I’m not saying it was a good novel. I gave it to four beta readers and none of them could get through it. Well, I assume they couldn’t. The only feedback I got was “I haven’t finished it yet” and then I don’t like to push when folks are doing me a favor, so I let it drop. The fact that it wasn’t devoured eagerly and commented on either favorably or un- is telling.

It also doesn’t exactly make me want to write that way again.

The one good thing is that it made me get forty-thousand words on paper. It took a lot of hours to do, with an end result that’s worthless to me. I can’t edit it because to me, the story is told. It’s just (apparently) not a very good story. I can live with that.

But I have three full-length novels in progress that have all stalled for one reason or another, and I’ve had very little time to write lately. I’m thinking maybe during NaNo this year of setting aside a block of time every day to write. Perhaps log so many hours on the stories I already have instead of counting the words, and give myself a victory if I can get any one of them into a readable draft form. Hell, finishing all three and having manuscripts to submit to publishers would be an amazing accomplishment, even if I don’t earn a shiny new badge for my sidebar.

It’s for sure that writing is a discipline. I have to do it all the time, every day, or I get out of practice. Even blogging is hard (in case you couldn’t tell) because the words don’t want to come out of my head. My writing seems halting and forced and stilted to me, and the words flow only in messy, lumpy, stringy, scattered bursts.
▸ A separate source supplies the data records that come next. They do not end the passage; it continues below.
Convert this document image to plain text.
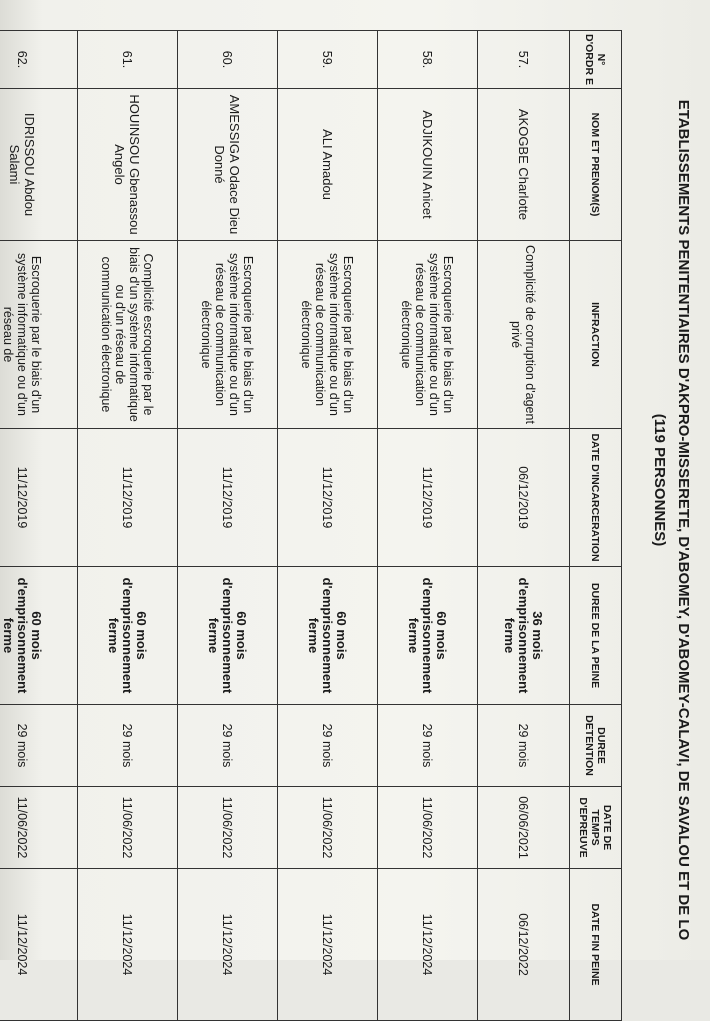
ETABLISSEMENTS PENITENTIAIRES D'AKPRO-MISSERETE, D'ABOMEY, D'ABOMEY-CALAVI, DE SAVALOU ET DE LO
(119 PERSONNES)
N° D'ORDR E	NOM ET PRENOM(S)	INFRACTION	DATE D'INCARCERATION	DUREE DE LA PEINE	DUREE DETENTION	DATE DE TEMPS D'EPREUVE	DATE FIN PEINE
57.	AKOGBE Charlotte	Complicité de corruption d'agent privé	06/12/2019	36 mois d'emprisonnement ferme	29 mois	06/06/2021	06/12/2022
58.	ADJIKOUIN Anicet	Escroquerie par le biais d'un système informatique ou d'un réseau de communication électronique	11/12/2019	60 mois d'emprisonnement ferme	29 mois	11/06/2022	11/12/2024
59.	ALI Amadou	Escroquerie par le biais d'un système informatique ou d'un réseau de communication électronique	11/12/2019	60 mois d'emprisonnement ferme	29 mois	11/06/2022	11/12/2024
60.	AMESSIGA Odace Dieu Donné	Escroquerie par le biais d'un système informatique ou d'un réseau de communication électronique	11/12/2019	60 mois d'emprisonnement ferme	29 mois	11/06/2022	11/12/2024
61.	HOUINSOU Gbenassou Angelo	Complicité escroquerie par le biais d'un système informatique ou d'un réseau de communication électronique	11/12/2019	60 mois d'emprisonnement ferme	29 mois	11/06/2022	11/12/2024
62.	IDRISSOU Abdou Salami	Escroquerie par le biais d'un système informatique ou d'un réseau de	11/12/2019	60 mois d'emprisonnement ferme	29 mois	11/06/2022	11/12/2024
It will be good to get my head back in the game.

I’m very close to finishing the ghost love story. I need to slow the pacing at the beginning and  flesh out a spot in the middle that also seemed a bit rushed, and put the denouement on paper instead of having it up in my head. It should be easy to do, if I can get my mojo back.

The second novel is gay erotica, a story of an idyllic summer full of man love on a farm. It’s hot. And when I realized what I was writing, I loved the story. I know why the main character is telling his story, and I know what happens, and it’s amazing. Again, it’s all up here. *points at head* I need to get it on the page.

The third one is still mostly idea. It’s based on a true story I found on my Twitter feed, a tale of long-distance lust in the cyber-age. I know what it will look like when it’s done, and I have a framework story around which the main story will be built. I know the characters, too, and they want me to tell their story. It needs the most work, but progress would be good, too.

I have four days to set a game plan. I will keep you posted.